Knockdown screening of chromatin binding and regulatory proteins in zebrafish identified Suz12b as a regulator of tfpia and an antithrombotic drug target.

Tissue factor pathway inhibitor (TFPI) is an anticoagulant protein that inhibits factor VIIa and Xa in the coagulation cascade. It has been shown that forkhead box P3 protein is a TFPI transcriptional repressor. However, there are no studies on chromatin remodeling that control TFPI expression. We hypothesized that the genome-wide knockdowns of the chromatin binding and regulatory proteins (CBRPs) in zebrafish could identify novel tfpia gene regulators. As an initial step, we selected 69 CBRP genes from the list of zebrafish thrombocyte-expressed genes. We then performed a 3-gene piggyback knockdown screen of these 69 genes, followed by quantification of tfpia mRNA levels. The results revealed that knockdown of brd7, ing2, ing3, ing4, and suz12b increased tfpia mRNA levels. The simultaneous knockdown of these 5 genes also increased tfpia mRNA levels. We also performed individual gene and simultaneous 5-gene knockdowns on the 5 genes in zebrafish larvae. We found that after laser injury, it took a longer time for the formation of the thrombus to occlude the caudal vessel compared to the control larvae. We then treated the larvae and adults with a chemical UNC6852 known to proteolytically degrade polycomb repressor complex 2, where SUZ12 is a member, and observed prolongation of time to occlude (TTO) the caudal vein after laser injury and increased tfpia mRNA levels in larvae and adults, respectively. In summary, our results have identified novel epigenetic regulators for tfpia and exploited this information to discover a drug that enhances tfpia mRNA levels and prolongation of TTO. This discovery provides the basis for testing whether UNC6852 could be used as an antithrombotic drug. This approach could be used to study the regulation of other plasma proteins, including coagulant and anticoagulant factors.

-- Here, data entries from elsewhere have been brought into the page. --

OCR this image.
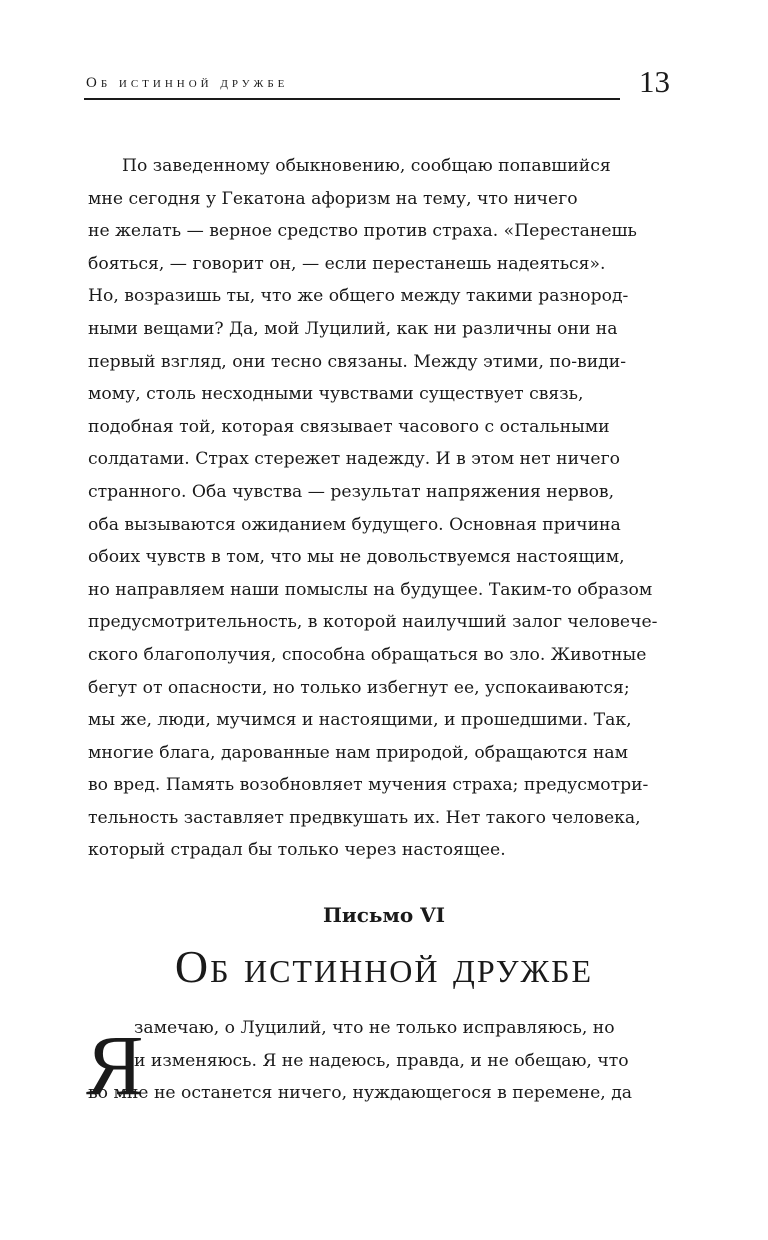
Об истинной дружбе	13
По заведенному обыкновению, сообщаю попавшийся
мне сегодня у Гекатона афоризм на тему, что ничего
не желать — верное средство против страха. «Перестанешь
бояться, — говорит он, — если перестанешь надеяться».
Но, возразишь ты, что же общего между такими разнород-
ными вещами? Да, мой Луцилий, как ни различны они на
первый взгляд, они тесно связаны. Между этими, по-види-
мому, столь несходными чувствами существует связь,
подобная той, которая связывает часового с остальными
солдатами. Страх стережет надежду. И в этом нет ничего
странного. Оба чувства — результат напряжения нервов,
оба вызываются ожиданием будущего. Основная причина
обоих чувств в том, что мы не довольствуемся настоящим,
но направляем наши помыслы на будущее. Таким-то образом
предусмотрительность, в которой наилучший залог человече-
ского благополучия, способна обращаться во зло. Животные
бегут от опасности, но только избегнут ее, успокаиваются;
мы же, люди, мучимся и настоящими, и прошедшими. Так,
многие блага, дарованные нам природой, обращаются нам
во вред. Память возобновляет мучения страха; предусмотри-
тельность заставляет предвкушать их. Нет такого человека,
который страдал бы только через настоящее.
Письмо VI
Об истинной дружбе
Я
замечаю, о Луцилий, что не только исправляюсь, но
и изменяюсь. Я не надеюсь, правда, и не обещаю, что
во мне не останется ничего, нуждающегося в перемене, да
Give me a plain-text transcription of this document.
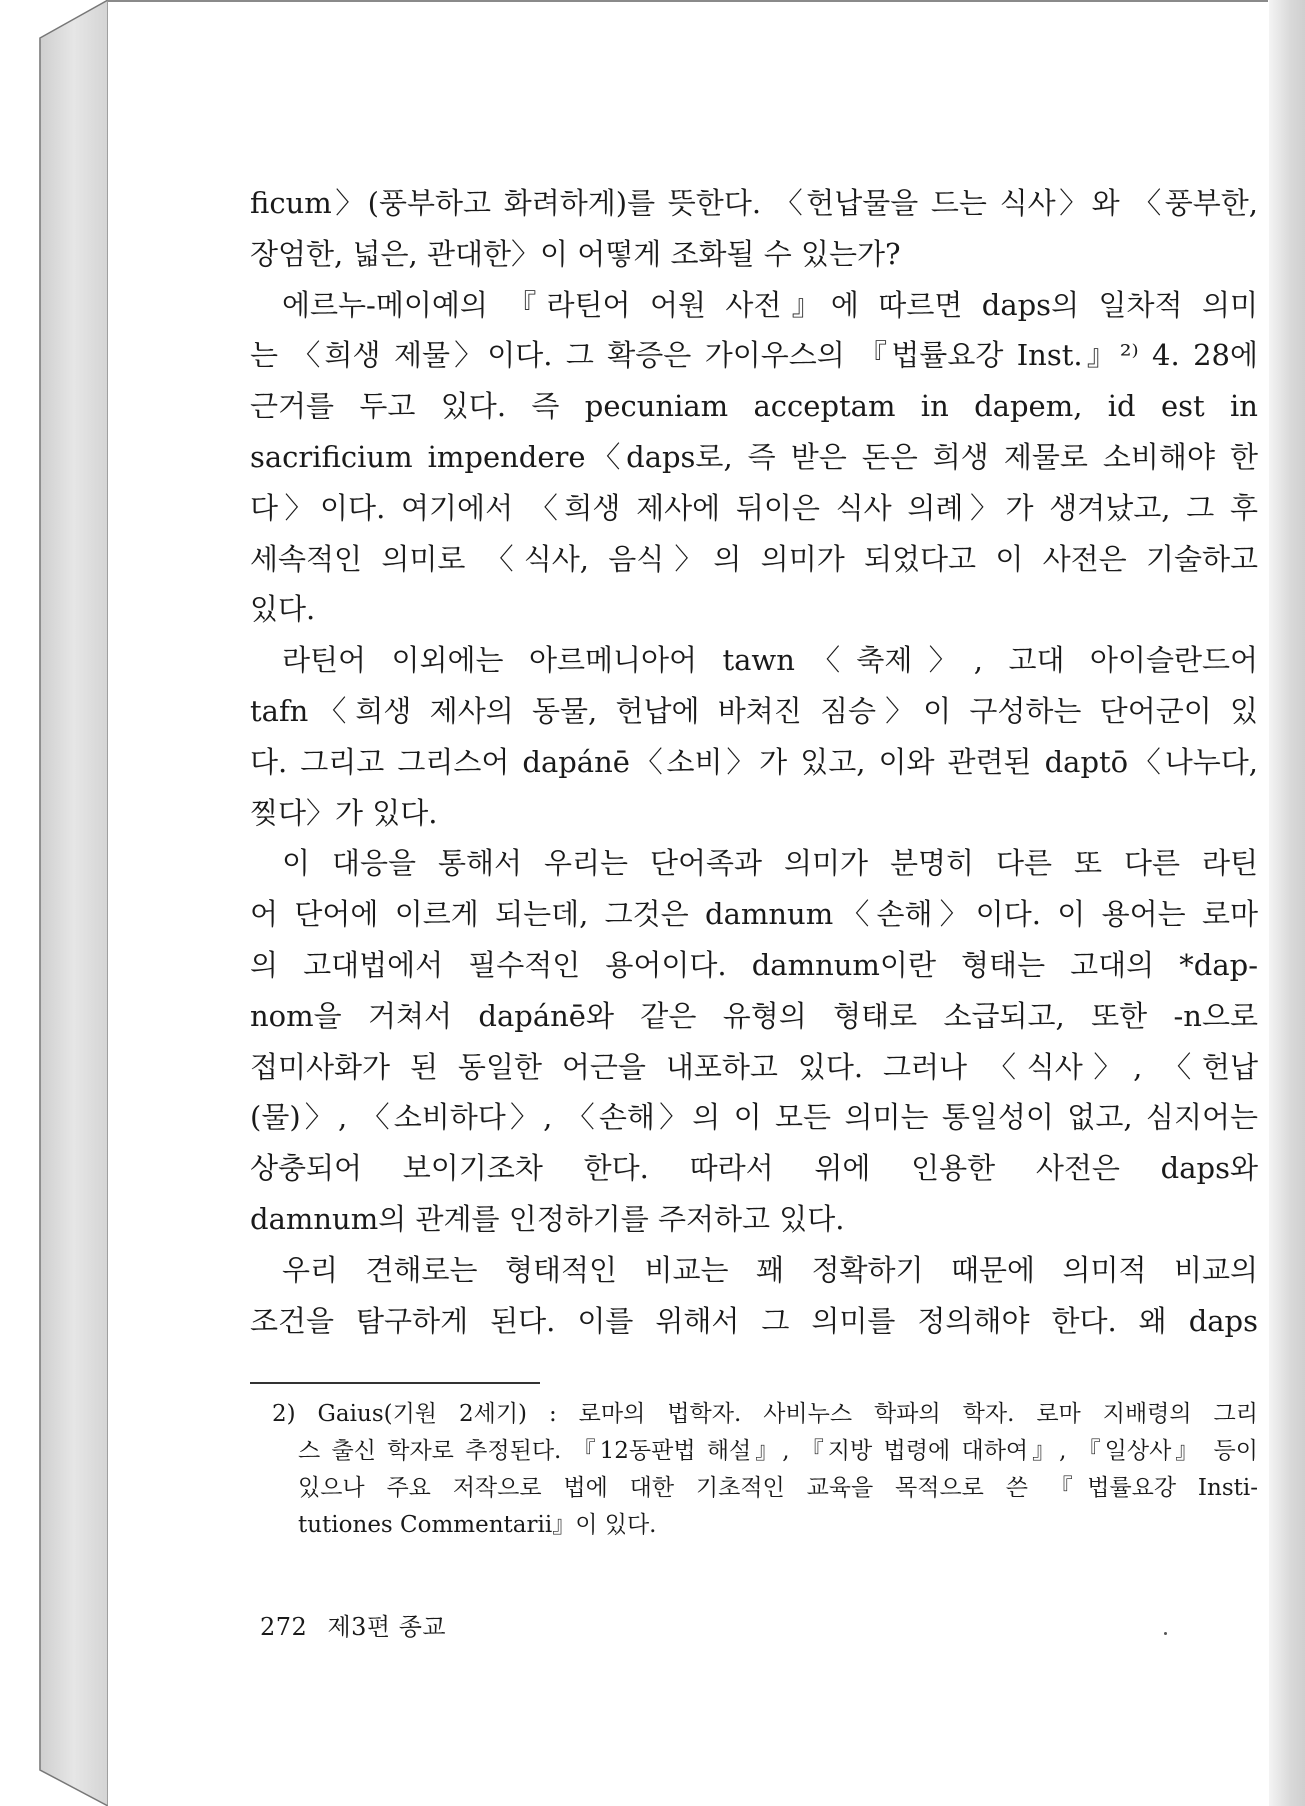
ficum〉(풍부하고 화려하게)를 뜻한다. 〈헌납물을 드는 식사〉와 〈풍부한,
장엄한, 넓은, 관대한〉이 어떻게 조화될 수 있는가?

에르누-메이예의 『라틴어 어원 사전』에 따르면 daps의 일차적 의미
는 〈희생 제물〉이다. 그 확증은 가이우스의 『법률요강 Inst.』²⁾ 4. 28에
근거를 두고 있다. 즉 pecuniam acceptam in dapem, id est in
sacrificium impendere〈daps로, 즉 받은 돈은 희생 제물로 소비해야 한
다〉이다. 여기에서 〈희생 제사에 뒤이은 식사 의례〉가 생겨났고, 그 후
세속적인 의미로 〈식사, 음식〉의 의미가 되었다고 이 사전은 기술하고
있다.

라틴어 이외에는 아르메니아어 tawn〈축제〉, 고대 아이슬란드어
tafn〈희생 제사의 동물, 헌납에 바쳐진 짐승〉이 구성하는 단어군이 있
다. 그리고 그리스어 dapánē〈소비〉가 있고, 이와 관련된 daptō〈나누다,
찢다〉가 있다.

이 대응을 통해서 우리는 단어족과 의미가 분명히 다른 또 다른 라틴
어 단어에 이르게 되는데, 그것은 damnum〈손해〉이다. 이 용어는 로마
의 고대법에서 필수적인 용어이다. damnum이란 형태는 고대의 *dap-
nom을 거쳐서 dapánē와 같은 유형의 형태로 소급되고, 또한 -n으로
접미사화가 된 동일한 어근을 내포하고 있다. 그러나 〈식사〉, 〈헌납
(물)〉, 〈소비하다〉, 〈손해〉의 이 모든 의미는 통일성이 없고, 심지어는
상충되어 보이기조차 한다. 따라서 위에 인용한 사전은 daps와
damnum의 관계를 인정하기를 주저하고 있다.

우리 견해로는 형태적인 비교는 꽤 정확하기 때문에 의미적 비교의
조건을 탐구하게 된다. 이를 위해서 그 의미를 정의해야 한다. 왜 daps

2) Gaius(기원 2세기) : 로마의 법학자. 사비누스 학파의 학자. 로마 지배령의 그리
스 출신 학자로 추정된다. 『12동판법 해설』, 『지방 법령에 대하여』, 『일상사』 등이
있으나 주요 저작으로 법에 대한 기초적인 교육을 목적으로 쓴 『법률요강 Insti-
tutiones Commentarii』이 있다.
272 제3편 종교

Generation of transgenic zebrafish with 2 populations of RFP- and GFP-labeled thrombocytes: analysis of their lipids.

Zebrafish thrombocytes are similar to mammalian platelets. Mammals have young platelets (also called reticulated platelets) and mature platelets. Likewise, zebrafish have 2 populations of thrombocytes; one is DiI-C18 (DiI)+ (DP), and the other is DiI- (DN). However, the mechanism of selective thrombocyte labeling by DiI is unknown. Furthermore, there is no transgenic zebrafish line where DP and DN thrombocytes are differentially labeled with fluorescent proteins. In this study, we found that Glo fish, in which the myosin light chain 2 promoter drives the rfp gene, have a population of thrombocytes that are red fluorescent protein (RFP) labeled. We also generated transgenic GloFli fish in which DP and DN thrombocytes are labeled with RFP and green fluorescent protein (GFP), respectively. Single-cell lipid analysis showed a twofold increase in phosphatidylethanolamine (PE) and a twofold decrease in phosphatidylcholine (PC) in RFP+ thrombocytes compared with GFP+ thrombocytes, suggesting that lipid composition may be important for DiI differential labeling. Therefore, we tested liposomes prepared with different ratios of PC and PE and observed that liposomes prepared with higher amounts of PE favor DiI labeling, whereas the PC concentration had a modest effect. In liposomes prepared using only PE or PC, increased concentrations of PE resulted in increased DiI binding. These results suggest that because RFP+ thrombocytes have higher PE concentrations, DiI may bind to them efficiently, thus explaining the selective labeling of thrombocytes by DiI. This work also provides GloFli fish that should be useful in understanding the mechanism of thrombocyte maturation.